There is no way I can control every environmental factor that might effect my health negatively. I do the best I can to eat more fruits and vegetables and avoid second-hand smoke. I have tried to encourage my children to eat healthy, whole foods and exercise regularly. I told them in their younger years that I wanted them to teach their bodies to crave good foods and to crave exercise so that their normal would not be my normal. When I am real honest and talk about what I seek in times of stress or relaxation, I will tell you that I revert back to what is comfortable for me – sitting on a couch with a book and a glass of sweet tea (and a remote control nearby just in case I need a break from the book). My body may crave good foods, but exercise takes me coaching myself or making deals with myself to get this body up and moving. I recently started tracking my steps and that has been a great motivation for me each day because I look forward to reaching the daily steps goal.

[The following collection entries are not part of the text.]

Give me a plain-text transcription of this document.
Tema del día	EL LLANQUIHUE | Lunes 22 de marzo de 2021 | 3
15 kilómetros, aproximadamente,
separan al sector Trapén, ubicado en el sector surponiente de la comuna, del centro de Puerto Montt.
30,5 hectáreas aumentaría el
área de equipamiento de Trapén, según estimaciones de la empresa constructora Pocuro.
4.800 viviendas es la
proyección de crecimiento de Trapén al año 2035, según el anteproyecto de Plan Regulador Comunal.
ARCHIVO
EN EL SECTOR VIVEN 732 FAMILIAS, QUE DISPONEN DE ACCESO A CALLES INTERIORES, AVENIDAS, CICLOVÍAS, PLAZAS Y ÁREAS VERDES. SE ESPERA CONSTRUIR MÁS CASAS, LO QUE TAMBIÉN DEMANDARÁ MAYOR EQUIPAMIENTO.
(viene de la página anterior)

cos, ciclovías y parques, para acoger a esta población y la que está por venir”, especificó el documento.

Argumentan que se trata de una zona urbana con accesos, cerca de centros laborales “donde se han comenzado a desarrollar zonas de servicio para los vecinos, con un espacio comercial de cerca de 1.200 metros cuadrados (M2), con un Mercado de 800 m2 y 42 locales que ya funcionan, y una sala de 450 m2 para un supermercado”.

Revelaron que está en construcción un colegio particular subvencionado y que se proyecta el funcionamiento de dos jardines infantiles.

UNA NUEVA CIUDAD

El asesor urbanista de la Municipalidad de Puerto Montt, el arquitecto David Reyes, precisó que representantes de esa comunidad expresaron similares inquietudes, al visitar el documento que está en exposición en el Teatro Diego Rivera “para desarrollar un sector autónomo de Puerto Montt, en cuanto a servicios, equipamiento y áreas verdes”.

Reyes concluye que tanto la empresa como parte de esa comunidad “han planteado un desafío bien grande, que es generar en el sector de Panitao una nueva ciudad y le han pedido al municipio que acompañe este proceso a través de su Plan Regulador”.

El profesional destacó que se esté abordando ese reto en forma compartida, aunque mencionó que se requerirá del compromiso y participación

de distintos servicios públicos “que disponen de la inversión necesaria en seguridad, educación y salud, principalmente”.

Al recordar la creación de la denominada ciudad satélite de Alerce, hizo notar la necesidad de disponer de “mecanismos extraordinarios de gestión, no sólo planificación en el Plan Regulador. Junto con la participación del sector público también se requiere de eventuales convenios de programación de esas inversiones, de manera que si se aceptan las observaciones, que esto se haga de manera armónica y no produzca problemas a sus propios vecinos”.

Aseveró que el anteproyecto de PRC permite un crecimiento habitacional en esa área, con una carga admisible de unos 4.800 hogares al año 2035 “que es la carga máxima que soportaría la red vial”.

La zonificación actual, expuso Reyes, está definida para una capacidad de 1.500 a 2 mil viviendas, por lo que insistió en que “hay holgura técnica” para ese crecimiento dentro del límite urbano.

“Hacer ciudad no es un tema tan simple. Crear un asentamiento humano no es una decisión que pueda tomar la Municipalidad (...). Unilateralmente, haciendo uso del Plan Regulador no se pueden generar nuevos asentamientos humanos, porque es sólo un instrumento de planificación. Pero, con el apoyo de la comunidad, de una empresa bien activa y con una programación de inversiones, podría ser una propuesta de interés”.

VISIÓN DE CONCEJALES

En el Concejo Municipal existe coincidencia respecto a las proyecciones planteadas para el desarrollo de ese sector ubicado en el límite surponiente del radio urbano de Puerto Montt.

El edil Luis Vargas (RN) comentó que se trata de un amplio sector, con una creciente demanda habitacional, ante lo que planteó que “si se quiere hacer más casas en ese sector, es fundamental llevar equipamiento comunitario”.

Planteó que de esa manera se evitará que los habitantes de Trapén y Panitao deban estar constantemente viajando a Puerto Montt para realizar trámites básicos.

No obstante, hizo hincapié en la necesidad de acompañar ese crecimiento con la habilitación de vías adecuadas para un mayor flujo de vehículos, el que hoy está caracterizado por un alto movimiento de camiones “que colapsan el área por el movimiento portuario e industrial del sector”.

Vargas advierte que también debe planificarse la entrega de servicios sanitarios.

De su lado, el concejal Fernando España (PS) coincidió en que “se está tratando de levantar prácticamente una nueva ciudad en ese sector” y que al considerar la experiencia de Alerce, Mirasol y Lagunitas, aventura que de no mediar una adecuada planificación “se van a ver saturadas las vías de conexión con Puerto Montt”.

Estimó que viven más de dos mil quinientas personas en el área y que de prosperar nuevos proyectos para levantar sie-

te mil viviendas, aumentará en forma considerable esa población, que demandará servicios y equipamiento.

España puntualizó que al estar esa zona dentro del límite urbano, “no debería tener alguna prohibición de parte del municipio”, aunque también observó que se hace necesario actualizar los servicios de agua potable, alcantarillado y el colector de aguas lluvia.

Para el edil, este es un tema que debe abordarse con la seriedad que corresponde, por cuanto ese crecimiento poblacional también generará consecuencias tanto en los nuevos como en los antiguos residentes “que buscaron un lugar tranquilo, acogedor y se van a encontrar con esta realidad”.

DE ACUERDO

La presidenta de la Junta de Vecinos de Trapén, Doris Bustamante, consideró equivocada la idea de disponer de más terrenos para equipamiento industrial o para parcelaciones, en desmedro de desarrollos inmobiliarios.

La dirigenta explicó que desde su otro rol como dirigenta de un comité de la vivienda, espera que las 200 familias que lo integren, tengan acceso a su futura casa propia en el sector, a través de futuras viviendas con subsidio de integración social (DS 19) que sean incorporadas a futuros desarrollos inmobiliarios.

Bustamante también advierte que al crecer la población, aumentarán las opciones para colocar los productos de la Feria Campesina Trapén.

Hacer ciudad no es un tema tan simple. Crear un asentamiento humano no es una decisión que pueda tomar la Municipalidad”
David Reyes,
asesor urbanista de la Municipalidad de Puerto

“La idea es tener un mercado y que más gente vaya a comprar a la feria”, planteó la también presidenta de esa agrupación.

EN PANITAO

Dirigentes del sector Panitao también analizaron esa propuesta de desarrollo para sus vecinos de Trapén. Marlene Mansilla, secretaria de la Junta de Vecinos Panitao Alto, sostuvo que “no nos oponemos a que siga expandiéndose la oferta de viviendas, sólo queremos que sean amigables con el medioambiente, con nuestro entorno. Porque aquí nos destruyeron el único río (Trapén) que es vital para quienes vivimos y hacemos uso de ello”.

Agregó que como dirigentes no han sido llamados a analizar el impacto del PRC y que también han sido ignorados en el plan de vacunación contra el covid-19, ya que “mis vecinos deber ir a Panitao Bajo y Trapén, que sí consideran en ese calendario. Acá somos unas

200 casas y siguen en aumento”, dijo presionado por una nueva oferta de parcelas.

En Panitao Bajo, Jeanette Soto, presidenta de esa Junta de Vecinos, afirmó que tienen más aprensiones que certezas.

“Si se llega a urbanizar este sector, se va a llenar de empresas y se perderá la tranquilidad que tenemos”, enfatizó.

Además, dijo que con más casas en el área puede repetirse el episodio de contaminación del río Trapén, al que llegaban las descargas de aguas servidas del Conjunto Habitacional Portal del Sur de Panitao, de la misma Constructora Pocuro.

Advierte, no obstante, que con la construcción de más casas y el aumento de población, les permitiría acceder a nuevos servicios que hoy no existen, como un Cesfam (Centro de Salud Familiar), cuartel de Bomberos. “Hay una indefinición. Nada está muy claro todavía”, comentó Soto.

I try to limit the unhealthy food choices in the house by not buying foods that are unhealthy because of the ingredients or because I will eat ALL of the servings in the container in one sitting. When my kids were younger, I didn’t keep soft drinks in the house on a regular basis or candy. People who visited my house would ask, “Why don’t you let your kids eat candy or drink soft drinks?’ I responded, “It’s not that they don’t eat candy or drink soft drinks. I have found that they come home with all that trash so I figured I didn’t have to buy it for them and keep it at home.” I decided that we got plenty of treats, snacks, and greasy stuff in our day-to-day lives outside of the house. So, I figured we needed to have more sensible options at home.
Now that my kids are older, I tend to keep more of the things they enjoy, the healthy and the not so healthy foods, in the house. I think it cool that they don’t over indulge in the not so healthy food options. I am excited when they recognize when foods they are served are not fresh, but probably canned. I am thrilled when they talk about their last workouts. My kids have a legacy of great people in their lineage who have given marvelously to their families and communities. These great family members have also given a medical history to me and my kids that I can’t change. My goal is to teach my kids about as much of their medical history as I know and direct them to make choices that won’t enhance their probabilities of ever having to deal with those medical issues. The only part of the family legacy I want my kids to own is the gift of greatness and the gift of good looks. Ha!